- The government cites the "scale and severity of the impact of Goodwin's actions"
- Fred Goodwin was awarded his knighthood for "services to banking" in 2004
- It is being canceled because he has brought the title into disrepute, the government says
- As CEO of Royal Bank of Scotland, he presided over huge losses and a bailout
The former boss of the Royal Bank of Scotland, Fred Goodwin, is to be stripped of his knighthood, the British government said Tuesday, amid wide anger in Britain over bankers' bonuses.
Goodwin was awarded the knighthood for "services to banking" in 2004, under the previous Labour government.
RBS had to be bailed out by the government in 2008 after it suffered a record loss and has since cut thousands of jobs.
Goodwin, then chief executive, led the bank into the costly acquisitions that proved its downfall. After the government's multibillion-pound bailout, he retired with a huge pension deal.
The decision to annul his knighthood was taken on the basis that Goodwin "had brought the honours system in to disrepute," the Cabinet Office said in a written statement.
"The scale and severity of the impact of his actions as CEO of RBS made this an exceptional case," it said.
Goodwin become popularly known as "Fred the Shred" for his management style while head of RBS and was the focus of much public outrage over his handling of the crisis.
It is unusual for anyone to be stripped of a knighthood, an honor conferred by Queen Elizabeth II.
Previous cases include that of Jack Lyons, a prominent businessman who made extensive charitable donations but was convicted of fraud in the late 1980s, and Anthony Blunt, who lost his knighthood in 1980 after he was revealed to be a member of a spy ring.
Terence Lewis forfeited his knighthood in 1993, after he was convicted of corruption in Australia.
More recently, financier Allen Stanford had his knighthood rescinded by the Caribbean nation of Antigua and Barbuda, which is part of the Commonwealth, after he was investigated for fraud.
The decision to strip Goodwin of his knighthood comes against a backdrop of public anger over the pay and bonus offered to current RBS chief executive Stephen Hester. He decided to waive the bonus over the weekend after coming under heavy political pressure.
The British government, which has been imposing a program of public sector cuts and austerity measures, owns an 83% share in RBS.
The government has injected a total of £45.5 billion ($70.6 billion) of taxpayers' money into RBS since 2008, the Cabinet Office statement said.
The decision to strip Goodwin of his knighthood was taken on the advice of the Forfeiture Committee, a body made up of senior civil servants, after investigations into the bank's collapse by the UK's financial watchdog and lawmakers.
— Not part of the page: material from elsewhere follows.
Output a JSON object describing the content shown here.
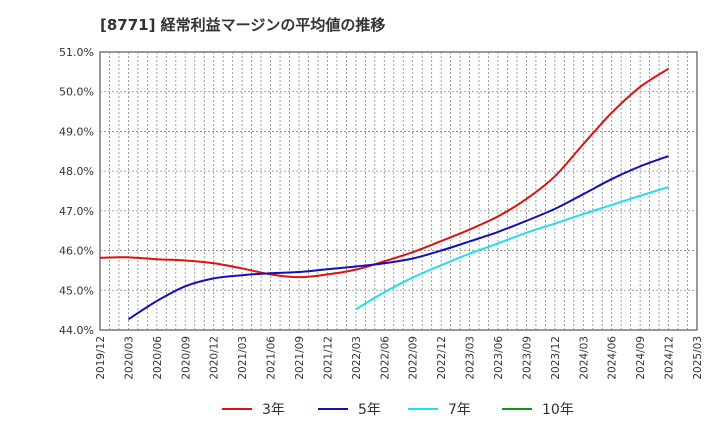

"They are clear that the failure of RBS played an important role in the financial crisis of 2008-9 which, together with other macroeconomic factors, triggered the worst recession in the UK since the Second World War and imposed significant direct costs on British taxpayers and businesses. Fred Goodwin was the dominant decision maker at RBS at the time," the statement said.
Given the widespread concern over his decisions, he could not keep the knighthood, the committee concluded. They passed their recommendation to Prime Minister David Cameron, who then informed the queen.